Nel gennaio 2015 Alexis Tsipras, leader della lista di sinistra Syriza, per la prima volta dalla caduta dei colonnelli interrompe l’alternanza tra i due partiti tradizionali ellenici: il Pasok da una parte e Nuova Democrazia dall’altra. Tsipras arriva al potere con la promessa di sospendere i piani di austerity e ricominciare ad investire nuovamente nel sociale. Nel luglio 2015 un referendum da lui stesso voluto boccia l’ennesimo piano di rientro, con i greci che credono di essersi messi alle spalle le riforme della troika. Così non è, con Tsipras che convoca nuove elezioni nel settembre dello stesso anno, da cui ne esce vincitore nonostante l’applicazione delle misure in parte volute dai predecessori.

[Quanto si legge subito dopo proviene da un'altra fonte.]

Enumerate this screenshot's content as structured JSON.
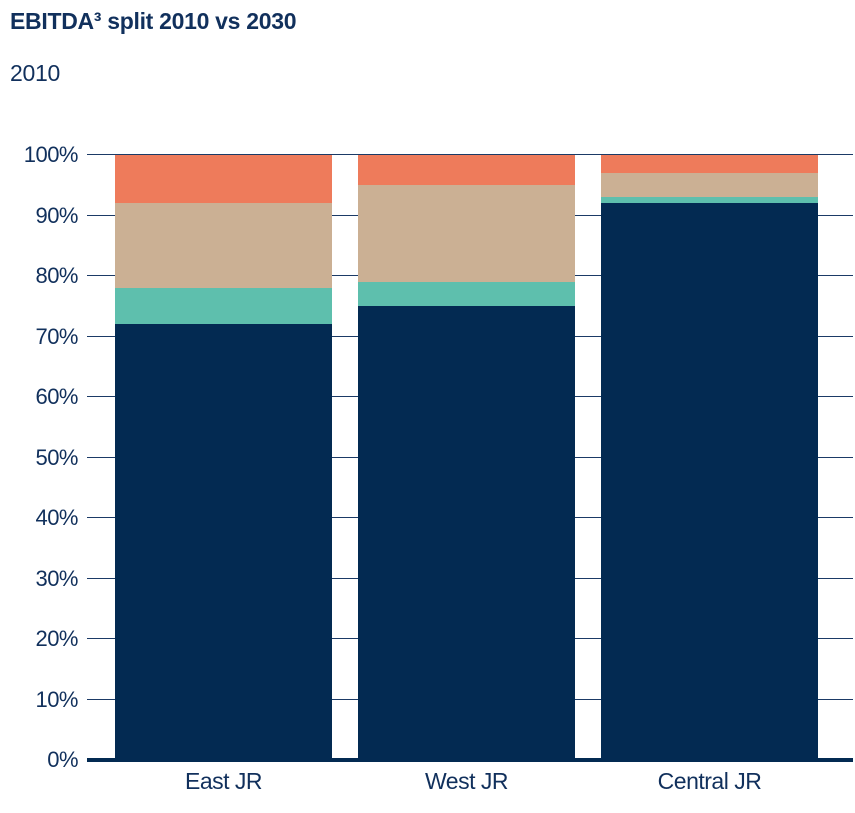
{
  "header": {
    "title": "EBITDA³ split 2010 vs 2030",
    "subtitle": "2010"
  },
  "colors": {
    "navy": "#032A52",
    "teal": "#5EBFAD",
    "tan": "#CBB094",
    "orange": "#EE7B5B",
    "text": "#11305C",
    "gridline": "#1B3A66",
    "axis": "#032A52"
  },
  "chart_data": {
    "type": "bar",
    "stacked": true,
    "title": "EBITDA³ split 2010 vs 2030",
    "subtitle": "2010",
    "categories": [
      "East JR",
      "West JR",
      "Central JR"
    ],
    "series": [
      {
        "name": "navy-segment",
        "color_key": "navy",
        "values": [
          72,
          75,
          92
        ]
      },
      {
        "name": "teal-segment",
        "color_key": "teal",
        "values": [
          6,
          4,
          1
        ]
      },
      {
        "name": "tan-segment",
        "color_key": "tan",
        "values": [
          14,
          16,
          4
        ]
      },
      {
        "name": "orange-segment",
        "color_key": "orange",
        "values": [
          8,
          5,
          3
        ]
      }
    ],
    "ylabel": "",
    "xlabel": "",
    "ylim": [
      0,
      100
    ],
    "y_ticks": [
      "0%",
      "10%",
      "20%",
      "30%",
      "40%",
      "50%",
      "60%",
      "70%",
      "80%",
      "90%",
      "100%"
    ],
    "grid": true,
    "legend": "none"
  }
}
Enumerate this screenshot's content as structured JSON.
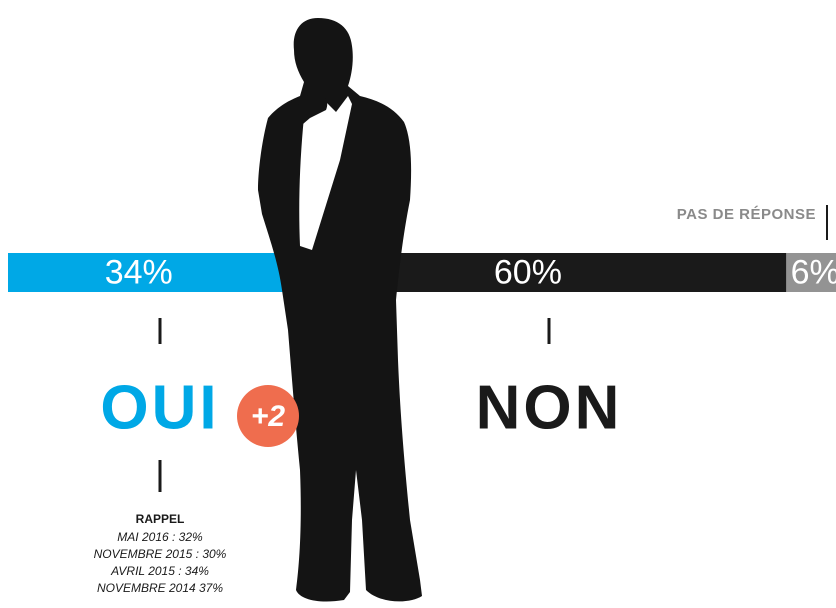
{
  "chart_data": {
    "type": "stacked-bar",
    "series": [
      {
        "name": "OUI",
        "color": "#00a8e6",
        "values": [
          34
        ],
        "value_labels": [
          "34%"
        ]
      },
      {
        "name": "NON",
        "color": "#1a1a1a",
        "values": [
          60
        ],
        "value_labels": [
          "60%"
        ]
      },
      {
        "name": "PAS DE RÉPONSE",
        "color": "#939393",
        "values": [
          6
        ],
        "value_labels": [
          "6%"
        ]
      }
    ],
    "annotations": [
      {
        "text": "+2"
      }
    ],
    "recall": {
      "title": "RAPPEL",
      "lines": [
        "MAI 2016 : 32%",
        "NOVEMBRE 2015 : 30%",
        "AVRIL 2015 : 34%",
        "NOVEMBRE 2014  37%"
      ]
    }
  }
}
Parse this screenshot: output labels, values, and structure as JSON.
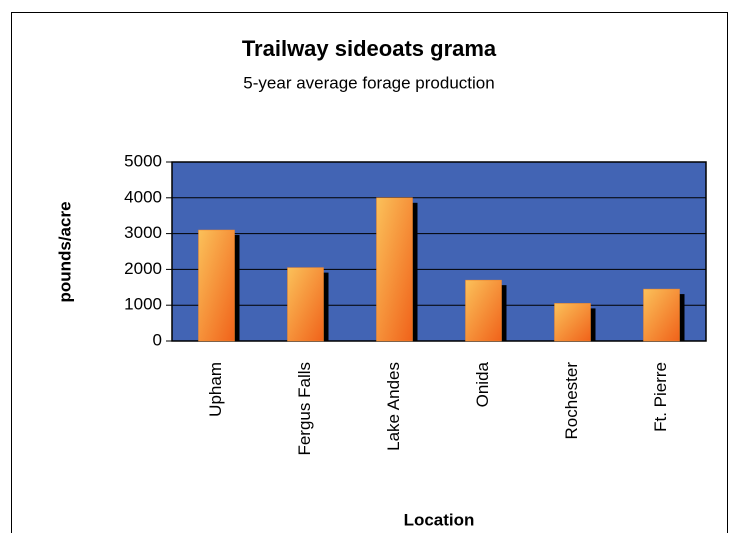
{
  "chart_data": {
    "type": "bar",
    "title": "Trailway sideoats grama",
    "subtitle": "5-year average forage production",
    "x_label": "Location",
    "y_label": "pounds/acre",
    "categories": [
      "Upham",
      "Fergus Falls",
      "Lake Andes",
      "Onida",
      "Rochester",
      "Ft. Pierre"
    ],
    "values": [
      3100,
      2050,
      4000,
      1700,
      1050,
      1450
    ],
    "color": "#f58a2a",
    "ylim": [
      0,
      5000
    ],
    "yticks": [
      0,
      1000,
      2000,
      3000,
      4000,
      5000
    ],
    "grid": true
  }
}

La sua maggioranza, puntellata dai deputati dei Greci Indipendenti, è risicata ma tiene per quasi tutti gli anni della legislatura. La crisi si registra nel gennaio di quest’anno, quando proprio i Greci Indipendenti escono dall’esecutivo per protestare contro la ratifica del trattato di Prespa, in cui si riconosce la denominazione di Macedonia del Nord al confinante Stato balcanico. Una circostanza questa, che gli ex alleati di Tsipras vedono come un vero e proprio tradimento ai valori nazionali greci. Pur tuttavia, grazie al “soccorso” di alcuni deputati, Tsipras ottiene nuovamente la fiducia del parlamento. Ma ad Atene da settimane in tanti scommettono sulla fine anticipata anche di questa legislatura, la cui scadenza naturale è prevista ad ottobre. Ed in effetti, a causa della netta sconfitta elettorale di Syriza nelle ultime europee, lo stesso Tsipras annuncia la richiesta al presidente della Repubblica di elezioni anticipate.

Lo scenario in vista del 7 luglio

Ad annunciare ufficialmente la data del voto, è il portavoce del governo greco Dimitris Tzanakopoulos: così come riporta AgenziaNova, il portavoce dichiara alla radio ellenica Alpha la scelta del 7 luglio come giorno del voto da parte di Tsipras. Inizialmente la data sembrerebbe quella del 30 giugno ma, come spiega lo stesso Tzanakopoulos, si preferisce la domenica successiva per non interferire con i previsti esami di ammissione alle università. In realtà l’opposizione di Nuova Democrazia crede che il rinvio sia dovuto per dare al governo la possibilità di nominare il nuovo presidente ed il nuovo procuratore capo della Corte Suprema, i cui mandati scadono proprio il 30 giugno.

Nuova Democrazia, partito di centro – destra al potere tra il 2004 ed il 2009 e tra il 2012 ed il 2015, è la formazione politica più accreditata per la vittoria elettorale nelle elezioni del 7 luglio. Il partito vince le scorse europee, ottenendo il 34% dei consensi, a fronte del 23% di Syriza. Il suo leader, Kyriakos Mitsotakis, è quindi contestualmente il favorito alla successione di Tsipras. Ma non è tutto così né scontato e né tanto meno semplice. Nuova Democrazia infatti non dovrebbe avere la maggioranza assoluta, nemmeno con il premio previsto dalla legge elettorale greca per il partito vincitore. Dunque Mitsotakis deve formare, in caso di maggioranza relativa, un esecutivo di coalizione. Il problema emerso dalle europee da questo punto di vista, è che dietro il duo Nuova Democrazia – Syriza, vi è sostanzialmente un abisso: il terzo partito, corrispondente ad una coalizione di centro – sinistra guidata dal Pasok, domenica ottiene soltanto il 7.2%. Subito dietro vi sono i comunisti del Kke con il 5.75% ed i militanti di estrema destra di Alba Dorata che non arrivano al 5%. Difficile dunque dire, valutando come base il voto delle europee, con chi Mitsotakis può allearsi per arrivare ad almeno 151 deputati, soglia minima nella camera greca composta da 300 membri per avere la maggioranza assoluta.

In poche parole, se da un lato appare probabile il ritorno del principale partito di centro – destra quale formazione più votata alle prossime elezioni, dall’altro non è detto che Mitsotakis sia in grado di formare un governo. Di conseguenza, con la percentuale oltre il 20% della “sua” Syriza, Tsipras potrebbe ancora avere un peso importante e potrebbe non essere così scontata la fine della propria esperienza politica.